According to the U.S. Centers for Disease Control and Prevention, America had recently seen a 15-year smoking decline. The decline has been so dramatic that the U.S. smoking rate had moved permanently below 20 percent in 2008, according to the CDC.
But that news was shaken this year as the CDC reported a little under 21 percent of U.S. adults said they smoked. The report said it also is the first increase in adult smoking since 1994.
This news is shocking because more indoor smoking bans are in place all across the country. Also, cigarette taxes have never been higher, and Congress has taken steps to allow the Food and Drug Administration to regulate tobacco.

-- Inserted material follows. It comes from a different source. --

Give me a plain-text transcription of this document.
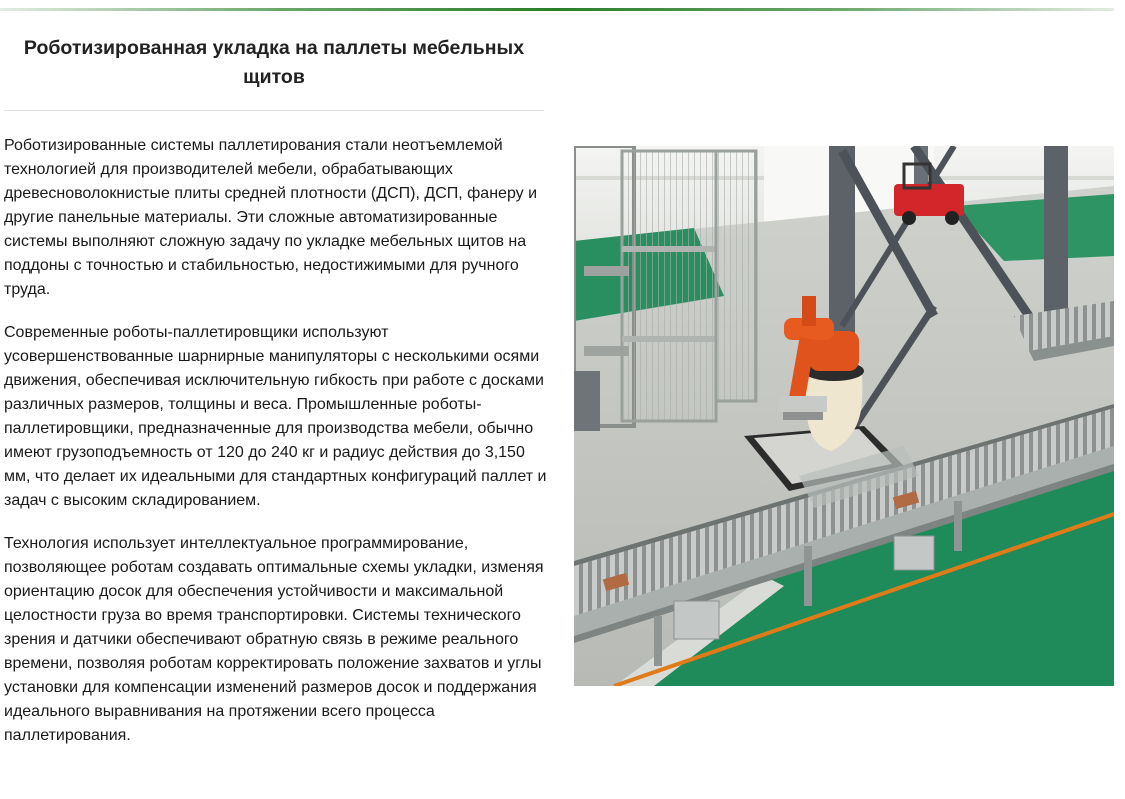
Роботизированная укладка на паллеты мебельных щитов

Роботизированные системы паллетирования стали неотъемлемой технологией для производителей мебели, обрабатывающих древесноволокнистые плиты средней плотности (ДСП), ДСП, фанеру и другие панельные материалы. Эти сложные автоматизированные системы выполняют сложную задачу по укладке мебельных щитов на поддоны с точностью и стабильностью, недостижимыми для ручного труда.

Современные роботы-паллетировщики используют усовершенствованные шарнирные манипуляторы с несколькими осями движения, обеспечивая исключительную гибкость при работе с досками различных размеров, толщины и веса. Промышленные роботы-паллетировщики, предназначенные для производства мебели, обычно имеют грузоподъемность от 120 до 240 кг и радиус действия до 3,150 мм, что делает их идеальными для стандартных конфигураций паллет и задач с высоким складированием.

Технология использует интеллектуальное программирование, позволяющее роботам создавать оптимальные схемы укладки, изменяя ориентацию досок для обеспечения устойчивости и максимальной целостности груза во время транспортировки. Системы технического зрения и датчики обеспечивают обратную связь в режиме реального времени, позволяя роботам корректировать положение захватов и углы установки для компенсации изменений размеров досок и поддержания идеального выравнивания на протяжении всего процесса паллетирования.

Clearly the U.S. has hit a wall in its war against smoking. The trend remains flat, but many fear this slight increase could trigger a problematic rise in the smoking habits of Americans.
Many also hope this rise is only temporary in nature, but the period of sinking numbers has come to an end, and that’s not what officials wanted to see. We do have to ask the question of what percentage of American smokers is acceptable. We must be realistic in this answer since zero percent is not an option as long as smoking is legal. We are not aware of any forthcoming measure to change that status.
If 15 to 20 percent is about as close as you can go to the bottom of expectations then we have just about reached our bottom mark. From there, the numbers could vary by a percentage point either way from year to year. It could be that we have reached that bottoming out stage.
But it could also signal a new rise in American smoking levels. Tobacco companies certainly haven’t stopped advertising and promoting their product. The tobacco industry also has been discounting cigarettes to help offset tax increases.
We would be surprised if the numbers don’t go below 20 percent during the 2010 reporting period. We have been through a recession and the 62-cent federal tax took effect last April. Let’s hope these numbers stabilize at a lower figure than 20 percent.